Asimismo, es importante a efectos de la delimitación del reclamo expuesto por las impetrantes de tutela, considerar lo referido por la parte accionada -en audiencia de esta acción de defensa-, cuando respondió a las consultas del Juez de garantías, señalando el funcionario policial accionado que condujo a las hoy peticionantes de tutela a la FELCC en calidad de “arrestadas”, para ser puestas a conocimiento del Fiscal de turno, ya que existían indicios sobre la presunta comisión del delito de allanamiento, habiendo procedido dentro de una acción directa; precisando que, constituido en el inmueble “…a verificar un presunto hecho de allanamiento de domicilio se toma contacto con el denunciante quien nos muestra un certificado catastral de su domicilio, asimismo nos indicó que las dos personas  de sexo femenino ingresaron a su domicilio sin ningún tipo de autorización verbal ni escrita, al entrevistar con esas dos personas indicaron que si habrían ingresado al domicilio a sacar objetos del bien inmueble, motivo por el cual han sido conducidas en calidad de arrestadas a dependencias de la FELCC” (sic). Asimismo, Denis Payrumani, Suboficial a cargo de las celdas de la FELCC, indicó al Juez de garantías, que fue él quien recibió a las arrestadas, quienes ingresaron a dichas instalaciones a horas 14:40 -del 1 de febrero de 2021-, manifestando el funcionario policial que las entregó que se realizó una acción directa, y estaba por asignarse número al caso, pues únicamente cuenta con la papeleta de arresto con la firma del Jefe de seguridad.

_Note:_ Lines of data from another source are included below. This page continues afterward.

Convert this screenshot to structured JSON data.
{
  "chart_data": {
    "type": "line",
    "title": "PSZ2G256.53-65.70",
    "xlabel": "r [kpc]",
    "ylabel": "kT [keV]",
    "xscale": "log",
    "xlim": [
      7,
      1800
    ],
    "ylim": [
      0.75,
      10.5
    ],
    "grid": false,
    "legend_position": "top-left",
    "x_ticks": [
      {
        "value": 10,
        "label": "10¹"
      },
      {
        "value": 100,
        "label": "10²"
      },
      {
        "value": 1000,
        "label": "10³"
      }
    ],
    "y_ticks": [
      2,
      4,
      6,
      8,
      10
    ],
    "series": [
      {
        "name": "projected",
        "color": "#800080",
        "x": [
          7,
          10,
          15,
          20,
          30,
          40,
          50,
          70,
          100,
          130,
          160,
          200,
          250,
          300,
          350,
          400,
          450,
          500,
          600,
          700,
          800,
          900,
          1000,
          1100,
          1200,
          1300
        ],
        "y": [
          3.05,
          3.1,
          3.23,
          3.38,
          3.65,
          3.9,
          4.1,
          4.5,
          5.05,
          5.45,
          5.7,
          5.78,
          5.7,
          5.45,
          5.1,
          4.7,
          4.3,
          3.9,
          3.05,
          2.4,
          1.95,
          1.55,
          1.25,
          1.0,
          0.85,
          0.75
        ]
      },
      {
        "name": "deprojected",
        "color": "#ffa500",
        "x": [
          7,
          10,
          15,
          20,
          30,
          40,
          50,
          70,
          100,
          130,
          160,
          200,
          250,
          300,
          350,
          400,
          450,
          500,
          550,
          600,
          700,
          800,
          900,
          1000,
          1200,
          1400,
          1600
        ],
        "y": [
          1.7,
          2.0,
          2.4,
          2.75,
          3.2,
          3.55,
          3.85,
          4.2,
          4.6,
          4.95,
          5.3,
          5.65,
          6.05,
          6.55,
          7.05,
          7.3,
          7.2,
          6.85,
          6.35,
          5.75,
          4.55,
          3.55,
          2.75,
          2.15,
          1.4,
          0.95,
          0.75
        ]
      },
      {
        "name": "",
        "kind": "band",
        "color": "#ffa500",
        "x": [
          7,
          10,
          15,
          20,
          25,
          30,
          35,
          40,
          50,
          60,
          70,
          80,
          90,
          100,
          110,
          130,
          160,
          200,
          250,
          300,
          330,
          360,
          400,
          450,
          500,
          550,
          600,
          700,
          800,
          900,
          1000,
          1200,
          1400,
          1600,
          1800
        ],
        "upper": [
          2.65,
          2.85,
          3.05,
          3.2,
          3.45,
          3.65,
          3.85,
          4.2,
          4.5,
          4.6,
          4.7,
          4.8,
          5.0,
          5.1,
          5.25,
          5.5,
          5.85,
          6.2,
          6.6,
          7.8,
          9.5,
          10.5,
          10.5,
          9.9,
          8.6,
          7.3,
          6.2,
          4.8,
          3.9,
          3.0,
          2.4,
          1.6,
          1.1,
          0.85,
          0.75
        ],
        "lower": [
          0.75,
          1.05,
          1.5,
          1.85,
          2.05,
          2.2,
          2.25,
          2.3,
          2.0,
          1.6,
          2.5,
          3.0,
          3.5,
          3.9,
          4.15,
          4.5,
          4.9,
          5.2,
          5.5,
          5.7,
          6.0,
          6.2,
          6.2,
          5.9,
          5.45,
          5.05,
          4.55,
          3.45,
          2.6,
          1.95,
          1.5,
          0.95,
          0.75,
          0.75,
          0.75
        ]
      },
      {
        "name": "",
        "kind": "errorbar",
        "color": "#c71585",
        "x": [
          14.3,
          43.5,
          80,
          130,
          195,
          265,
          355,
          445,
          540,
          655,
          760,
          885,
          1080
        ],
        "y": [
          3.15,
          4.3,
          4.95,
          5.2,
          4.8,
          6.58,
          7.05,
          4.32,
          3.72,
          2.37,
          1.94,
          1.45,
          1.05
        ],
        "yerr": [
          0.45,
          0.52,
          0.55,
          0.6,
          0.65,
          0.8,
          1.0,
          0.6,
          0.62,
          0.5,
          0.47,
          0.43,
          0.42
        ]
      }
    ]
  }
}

Bajo estos antecedentes fácticos, es evidente que el arresto y posterior traslado de las accionantes a dependencias policiales en esa calidad, se desarrolló dentro de una acción directa policial o intervención policial preventiva, conforme lo previsto por el art. 293 del CPP, a raíz de una denuncia formulada al promediar el mediodía del 1 de febrero de 2021 por el ciudadano Carlos Troche Jiménez, quien refirió haber sufrido el allanamiento de su domicilio, por tal razón, el funcionario policial accionado que se encontraba realizando el patrullaje respectivo por la zona, y ante lo ordenado por la EPI de Cotahuma, instancia que recibió la referida denuncia, acudió al lugar de los hechos y en base a lo acontecido, asumió la inicial determinación de arrestar a las impetrantes de tutela y conducirlas a dependencias policiales, para que se realicen las investigaciones y/o actuados pertinentes en relación al caso; aclarando el accionado, que sus funciones concluyeron al conducir a las hoy peticionantes de tutela a dependencias de la FELCC, puesto que él no es el investigador asignado al caso; constando que las accionantes ingresaron a celdas de la FELCC a horas 14:40 en calidad de arrestadas dentro la citada acción directa, habiendo interpuesto esta acción de defensa el mismo día a horas 15:03.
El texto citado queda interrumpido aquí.